BREAKING: Chinthaka Rajapaksa, a leading member of our Sri Lankan partner @monlarlk, has been arrested. 1/2 pic.twitter.com/jrLLc5ixm7
— War on Want (@WarOnWant) August 19, 2022
Activists arrested and detained under draconian anti-terror law
Govt sources confirm that President @RW_UNP has signed detention orders to hold @IUSFSL Convener Wasantha Mudalige, Inter Uni. Bhikku Federation Convener Galwewa Siridhamma Thero & student activist Hashan Jeewantha for 90 days without trial under #SriLanka's draconian PTA.
— JDS (@JDSLanka) August 22, 2022
1/3 pic.twitter.com/shKfLQFwYa
Three of those detained around the student protests on 18th August 2022, including Wasantha Mudalige, the convener of the IUSF, Hashantha Jeewantha Gunathilake, member of the Kelaniya University Students’ Union and Galvewa Siridhamma Thero, the convener of Inter University Bhikku Federation were not released but were held in police custody for well over 72 hours without access to lawyers and in violation of their due process rights.
On 22nd August 2022, President Ranil Wickremesinghe approved the detention and interrogation of the three activists for a period of 90-days under the draconian Prevention of Terrorism Act (PTA). They are being detained at the Tangalle Detention Centre.
Their detention has been condemned by human rights groups. The Bar Association of Sri Lanka (BASL) called the PTA “a draconian piece of legislation” and that “there is also the danger that such detention may result in the detainee being subject to torture and inhuman treatment.”
The government has used the PTA to target and harass minorities, activists, journalists and critical voices. UN human rights experts have called for an immediate moratorium on the use of the law and urged the government to substantively review and revise the legislation to comply with international human rights law.

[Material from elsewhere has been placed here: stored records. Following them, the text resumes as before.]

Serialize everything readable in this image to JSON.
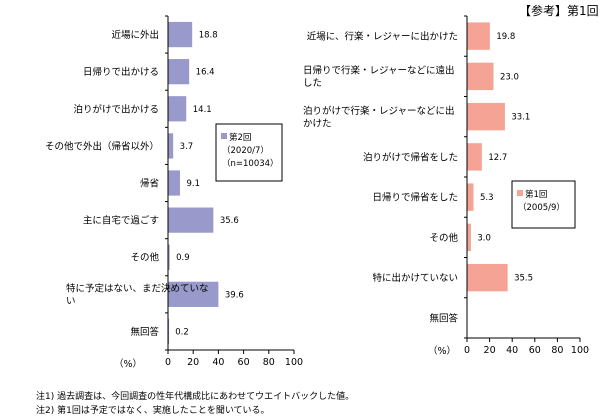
{
  "header_right": "【参考】第1回",
  "notes": [
    "注1) 過去調査は、今回調査の性年代構成比にあわせてウエイトバックした値。",
    "注2) 第1回は予定ではなく、実施したことを聞いている。"
  ],
  "chart_data": [
    {
      "type": "bar",
      "orientation": "horizontal",
      "categories": [
        "近場に外出",
        "日帰りで出かける",
        "泊りがけで出かける",
        "その他で外出（帰省以外）",
        "帰省",
        "主に自宅で過ごす",
        "その他",
        "特に予定はない、まだ決めていない",
        "無回答"
      ],
      "category_lines": [
        [
          "近場に外出"
        ],
        [
          "日帰りで出かける"
        ],
        [
          "泊りがけで出かける"
        ],
        [
          "その他で外出（帰省以外）"
        ],
        [
          "帰省"
        ],
        [
          "主に自宅で過ごす"
        ],
        [
          "その他"
        ],
        [
          "特に予定はない、まだ決めていな",
          "い"
        ],
        [
          "無回答"
        ]
      ],
      "series": [
        {
          "name": "第2回（2020/7）（n=10034）",
          "values": [
            18.8,
            16.4,
            14.1,
            3.7,
            9.1,
            35.6,
            0.9,
            39.6,
            0.2
          ],
          "color": "#9999cc"
        }
      ],
      "legend_lines": [
        "第2回",
        "（2020/7）",
        "（n=10034）"
      ],
      "xlim": [
        0,
        100
      ],
      "xticks": [
        "0",
        "20",
        "40",
        "60",
        "80",
        "100"
      ],
      "xlabel": "（%）",
      "grid": false,
      "legend_position": "right"
    },
    {
      "type": "bar",
      "orientation": "horizontal",
      "categories": [
        "近場に、行楽・レジャーに出かけた",
        "日帰りで行楽・レジャーなどに遠出した",
        "泊りがけで行楽・レジャーなどに出かけた",
        "泊りがけで帰省をした",
        "日帰りで帰省をした",
        "その他",
        "特に出かけていない",
        "無回答"
      ],
      "category_lines": [
        [
          "近場に、行楽・レジャーに出かけた"
        ],
        [
          "日帰りで行楽・レジャーなどに遠出",
          "した"
        ],
        [
          "泊りがけで行楽・レジャーなどに出",
          "かけた"
        ],
        [
          "泊りがけで帰省をした"
        ],
        [
          "日帰りで帰省をした"
        ],
        [
          "その他"
        ],
        [
          "特に出かけていない"
        ],
        [
          "無回答"
        ]
      ],
      "series": [
        {
          "name": "第1回（2005/9）",
          "values": [
            19.8,
            23.0,
            33.1,
            12.7,
            5.3,
            3.0,
            35.5,
            null
          ],
          "color": "#f4a394"
        }
      ],
      "legend_lines": [
        "第1回",
        "（2005/9）"
      ],
      "xlim": [
        0,
        100
      ],
      "xticks": [
        "0",
        "20",
        "40",
        "60",
        "80",
        "100"
      ],
      "xlabel": "（%）",
      "grid": false,
      "legend_position": "right"
    }
  ]
}
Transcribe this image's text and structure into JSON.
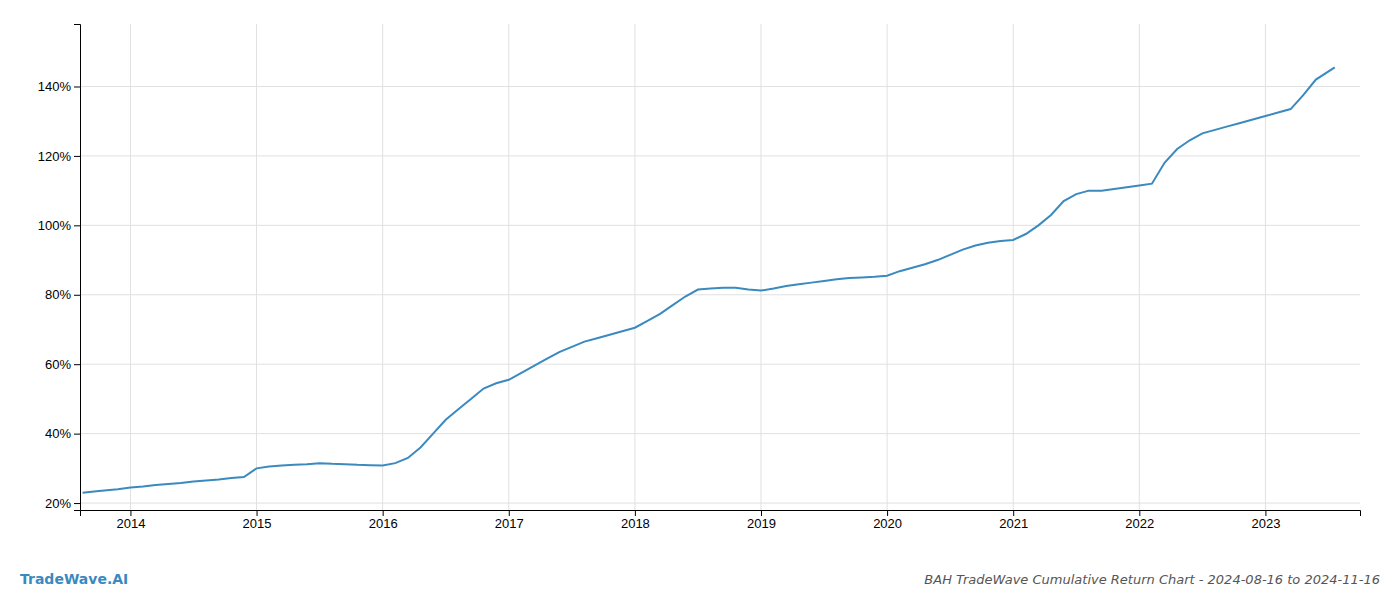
{
  "chart_data": {
    "type": "line",
    "title": "BAH TradeWave Cumulative Return Chart - 2024-08-16 to 2024-11-16",
    "annotations": [
      "TradeWave.AI"
    ],
    "color": "#3a8abf",
    "grid": true,
    "x": [
      2013.62,
      2013.75,
      2013.9,
      2014.0,
      2014.1,
      2014.2,
      2014.3,
      2014.4,
      2014.5,
      2014.6,
      2014.7,
      2014.8,
      2014.9,
      2015.0,
      2015.1,
      2015.2,
      2015.3,
      2015.4,
      2015.5,
      2015.6,
      2015.7,
      2015.8,
      2015.9,
      2016.0,
      2016.1,
      2016.2,
      2016.3,
      2016.4,
      2016.5,
      2016.6,
      2016.7,
      2016.8,
      2016.9,
      2017.0,
      2017.1,
      2017.2,
      2017.3,
      2017.4,
      2017.5,
      2017.6,
      2017.7,
      2017.8,
      2017.9,
      2018.0,
      2018.1,
      2018.2,
      2018.3,
      2018.4,
      2018.5,
      2018.6,
      2018.7,
      2018.8,
      2018.9,
      2019.0,
      2019.1,
      2019.2,
      2019.3,
      2019.4,
      2019.5,
      2019.6,
      2019.7,
      2019.8,
      2019.9,
      2020.0,
      2020.1,
      2020.2,
      2020.3,
      2020.4,
      2020.5,
      2020.6,
      2020.7,
      2020.8,
      2020.9,
      2021.0,
      2021.1,
      2021.2,
      2021.3,
      2021.4,
      2021.5,
      2021.6,
      2021.7,
      2021.8,
      2021.9,
      2022.0,
      2022.1,
      2022.2,
      2022.3,
      2022.4,
      2022.5,
      2022.6,
      2022.7,
      2022.8,
      2022.9,
      2023.0,
      2023.1,
      2023.2,
      2023.3,
      2023.4,
      2023.55
    ],
    "values": [
      0.23,
      0.235,
      0.24,
      0.245,
      0.248,
      0.252,
      0.255,
      0.258,
      0.262,
      0.265,
      0.268,
      0.272,
      0.275,
      0.3,
      0.305,
      0.308,
      0.31,
      0.312,
      0.315,
      0.313,
      0.312,
      0.31,
      0.309,
      0.308,
      0.315,
      0.33,
      0.36,
      0.4,
      0.44,
      0.47,
      0.5,
      0.53,
      0.545,
      0.555,
      0.575,
      0.595,
      0.615,
      0.635,
      0.65,
      0.665,
      0.675,
      0.685,
      0.695,
      0.705,
      0.725,
      0.745,
      0.77,
      0.795,
      0.815,
      0.818,
      0.82,
      0.82,
      0.815,
      0.812,
      0.818,
      0.825,
      0.83,
      0.835,
      0.84,
      0.845,
      0.848,
      0.85,
      0.852,
      0.855,
      0.868,
      0.878,
      0.888,
      0.9,
      0.915,
      0.93,
      0.942,
      0.95,
      0.955,
      0.958,
      0.975,
      1.0,
      1.03,
      1.07,
      1.09,
      1.1,
      1.1,
      1.105,
      1.11,
      1.115,
      1.12,
      1.18,
      1.22,
      1.245,
      1.265,
      1.275,
      1.285,
      1.295,
      1.305,
      1.315,
      1.325,
      1.335,
      1.375,
      1.42,
      1.455
    ],
    "xlim": [
      2013.6,
      2023.75
    ],
    "xticks": [
      2014,
      2015,
      2016,
      2017,
      2018,
      2019,
      2020,
      2021,
      2022,
      2023
    ],
    "ylim": [
      0.18,
      1.58
    ],
    "yticks": [
      {
        "value": 0.2,
        "label": "20%"
      },
      {
        "value": 0.4,
        "label": "40%"
      },
      {
        "value": 0.6,
        "label": "60%"
      },
      {
        "value": 0.8,
        "label": "80%"
      },
      {
        "value": 1.0,
        "label": "100%"
      },
      {
        "value": 1.2,
        "label": "120%"
      },
      {
        "value": 1.4,
        "label": "140%"
      }
    ]
  }
}
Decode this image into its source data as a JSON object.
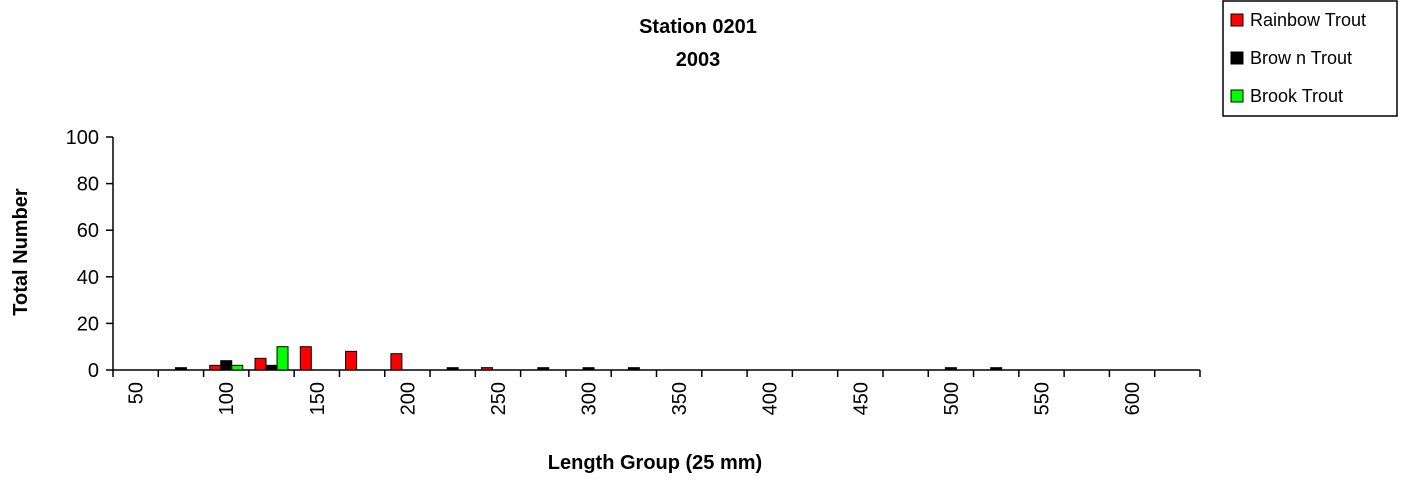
{
  "chart_data": {
    "type": "bar",
    "title_line1": "Station 0201",
    "title_line2": "2003",
    "xlabel": "Length Group (25 mm)",
    "ylabel": "Total Number",
    "ylim": [
      0,
      100
    ],
    "yticks": [
      "0",
      "20",
      "40",
      "60",
      "80",
      "100"
    ],
    "categories": [
      "50",
      "75",
      "100",
      "125",
      "150",
      "175",
      "200",
      "225",
      "250",
      "275",
      "300",
      "325",
      "350",
      "375",
      "400",
      "425",
      "450",
      "475",
      "500",
      "525",
      "550",
      "575",
      "600",
      "625"
    ],
    "tick_labels": [
      "50",
      "",
      "100",
      "",
      "150",
      "",
      "200",
      "",
      "250",
      "",
      "300",
      "",
      "350",
      "",
      "400",
      "",
      "450",
      "",
      "500",
      "",
      "550",
      "",
      "600",
      ""
    ],
    "grid": false,
    "legend_position": "top-right",
    "series": [
      {
        "name": "Rainbow  Trout",
        "color": "#ff0000",
        "values": [
          0,
          0,
          2,
          5,
          10,
          8,
          7,
          0,
          1,
          0,
          0,
          0,
          0,
          0,
          0,
          0,
          0,
          0,
          0,
          0,
          0,
          0,
          0,
          0
        ]
      },
      {
        "name": "Brow n Trout",
        "color": "#000000",
        "values": [
          0,
          1,
          4,
          2,
          0,
          0,
          0,
          1,
          0,
          1,
          1,
          1,
          0,
          0,
          0,
          0,
          0,
          0,
          1,
          1,
          0,
          0,
          0,
          0
        ]
      },
      {
        "name": "Brook Trout",
        "color": "#00ff00",
        "values": [
          0,
          0,
          2,
          10,
          0,
          0,
          0,
          0,
          0,
          0,
          0,
          0,
          0,
          0,
          0,
          0,
          0,
          0,
          0,
          0,
          0,
          0,
          0,
          0
        ]
      }
    ]
  }
}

The law has an overly broad and ill-defined offence of ‘terrorism’; continues to allow confessions to be admissible evidence; permits arbitrary arrests and prolonged detention that is not subject to judicial scrutiny for its lawfulness; places no obligation on law enforcement authorities to inform a suspect of the reasons for the arrest at the time of arrest and has no provision to require anyone arrested or detained on a criminal charge to be brought promptly before a judge and to be entitled to a trial within a reasonable time.